Las personas de más de cuarenta seguramente recordarán un programa de televisión donde Walt Disney, uno de los más importantes creadores de dibujos animados, revelaba las maravillas de Disneylandia, la ciudad de la fantasía creada e ideada bajo el eslogan: "Los sueños se pueden volver realidad".
Desde hace unos meses, el edificio del Indec parece ser la Disneylandia argentina. La ceguera de un gobierno que ¿cree? que la inflación no existe, que cada día hay menos pobres y que los salarios aumentan mucho más rápido que los precios se hace realidad sólo en los papeles, intentando crear la ilusión de una mejora en la calidad de vida de la población.
Pero este espejismo se estrella con una realidad que distinguen millones de ciudadanos cada día, cuando van a adquirir los productos esenciales y básicos para su alimentación, vestido, transporte, comunicaciones, salud, entre otros.
Y esta situación que no refleja el Indec es señalada por las asociaciones de consumidores y especialistas en la materia que, al revelar los precios, divisan -particularmente en los últimos cuatro meses- un proceso de aceleración de la inflación que preocupa y para el cual es necesario tomar medidas urgentes y precisas antes de que la situación se salga de madre.
Para citar algunos ejemplos de las condiciones que existen fuera de Disneylandia, en el país real, mostraremos los resultados de Adelco nacional, que sigue la evolución de los precios de 22 productos para alimentación y de 6 de higiene a través de dos canastas de compra. La primera se compone de productos de marcas reconocidas y la segunda, con los productos más económicos encontrados en las góndolas. Esta encuesta se efectúa mensualmente desde hace 15 años y toma siempre los mismos productos en los mismos supermercados.
Los precios de productos de consumo básico relevados en supermercados e hipermercados de la ciudad de Buenos Aires registraron los siguientes incrementos de precios acumulados. Desde el 1° de enero al 26 de setiembre pasado, la canasta de marcas baratas aumentó el 32,38 %, pasando de 82,42 a 109,11 pesos, y la canasta de marcas líderes aumentó un 26,40 %, pasando de 104,18 a 131,68 pesos.
Desde Adelco Santa Fe también hemos efectuado un relevamiento de precios en el mes de setiembre, siendo la canasta básica alimentaria de 540 pesos y la canasta básica total, de 1.162 pesos.

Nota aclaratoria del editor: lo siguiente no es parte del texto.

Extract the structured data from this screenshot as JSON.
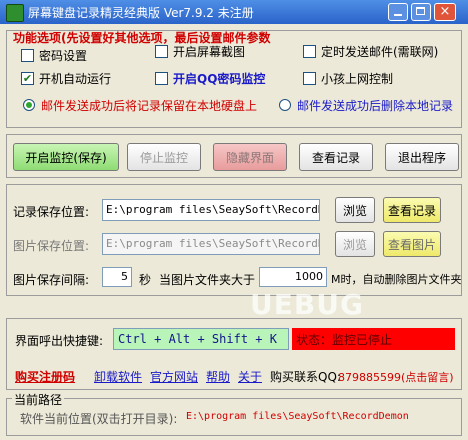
{
  "window": {
    "title": "屏幕键盘记录精灵经典版   Ver7.9.2   未注册",
    "min_glyph": "0",
    "max_glyph": "1",
    "close_glyph": "r"
  },
  "options": {
    "heading": "功能选项(先设置好其他选项，最后设置邮件参数",
    "password_settings": "密码设置",
    "screen_capture": "开启屏幕截图",
    "timed_email": "定时发送邮件(需联网)",
    "autostart": "开机自动运行",
    "qq_monitor": "开启QQ密码监控",
    "kid_control": "小孩上网控制",
    "keep_local": "邮件发送成功后将记录保留在本地硬盘上",
    "delete_local": "邮件发送成功后删除本地记录",
    "check_mark": "✔"
  },
  "actions": {
    "start": "开启监控(保存)",
    "stop": "停止监控",
    "hide": "隐藏界面",
    "view": "查看记录",
    "exit": "退出程序"
  },
  "paths": {
    "record_label": "记录保存位置:",
    "record_path": "E:\\program files\\SeaySoft\\RecordDemon",
    "browse1": "浏览",
    "view_records": "查看记录",
    "image_label": "图片保存位置:",
    "image_path": "E:\\program files\\SeaySoft\\RecordDemon",
    "browse2": "浏览",
    "view_images": "查看图片",
    "interval_label": "图片保存间隔:",
    "interval_value": "5",
    "seconds": "秒",
    "size_label": "当图片文件夹大于",
    "size_value": "1000",
    "size_suffix": "M时，自动删除图片文件夹"
  },
  "watermark": "UEBUG",
  "hotkey": {
    "label": "界面呼出快捷键:",
    "value": "Ctrl + Alt + Shift + K",
    "status": "状态：监控已停止"
  },
  "links": {
    "buy": "购买注册码",
    "uninstall": "卸载软件",
    "website": "官方网站",
    "help": "帮助",
    "about": "关于",
    "qq_label": "购买联系QQ:",
    "qq_value": "879885599(点击留言)"
  },
  "current_path": {
    "legend": "当前路径",
    "label": "软件当前位置(双击打开目录):",
    "value": "E:\\program files\\SeaySoft\\RecordDemon"
  },
  "colors": {
    "accent_red": "#d00000",
    "link_blue": "#1a1ac8",
    "status_bg": "#ff0000",
    "hotkey_bg": "#b9f5b9"
  }
}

La primera de ellas marca los requerimientos mínimos alimentarios de una familia de cuatro miembros, compuesto por un jefe varón de 35 años; su esposa de 31 años, un hijo de 5 y una hija de 8 años, y la segunda agrega bienes y servicios no alimentarios.
De tal suerte que las familias de cuatro integrantes que no reciben ingresos mensuales mayores al valor de la canasta básica alimentaria son indigentes. Es decir, no cubren las necesidades mínimas de alimentos para tener una nutrición adecuada. Y los que no perciben ingresos mayores al valor de la canasta básica total son considerados pobres.
En consecuencia y de acuerdo con nuestro estudio, la canasta básica alimentaria para una familia de cuatro miembros tiene en Santa Fe un valor de 540 pesos contra los 445 pesos que publica el Indec y la canasta básica total es de 1.162 pesos contra los 952,20 pesos que publica el Indec. Según nuestro cálculo, ambas canastas están un 22 % más caras que lo difundido por el Indec.
Para que no queden dudas, es importante que cada consumidor conozca algunos de los precios que ha utilizado el Indec para construir su fantasía y observe con sus propios ojos si puede encontrarlos en algún establecimiento comercial. Éstos son: pan francés, $ 2,71 el kg; harina de trigo común, $ 1,02 el kg; asado, $ 8,10 el kg; nalga, a $ 11,27 el kg; pollo entero, $ 4,67 el kg; leche entera en sachet, $ 1,62 el litro; queso cuartirolo, $ 14,06 el kg; papa, $ 1,45 el kg; cebolla, $ 1,36 el kg; tomate redondo, $ 3,66 el kg, y yerba mate, $ 2,61 el kg.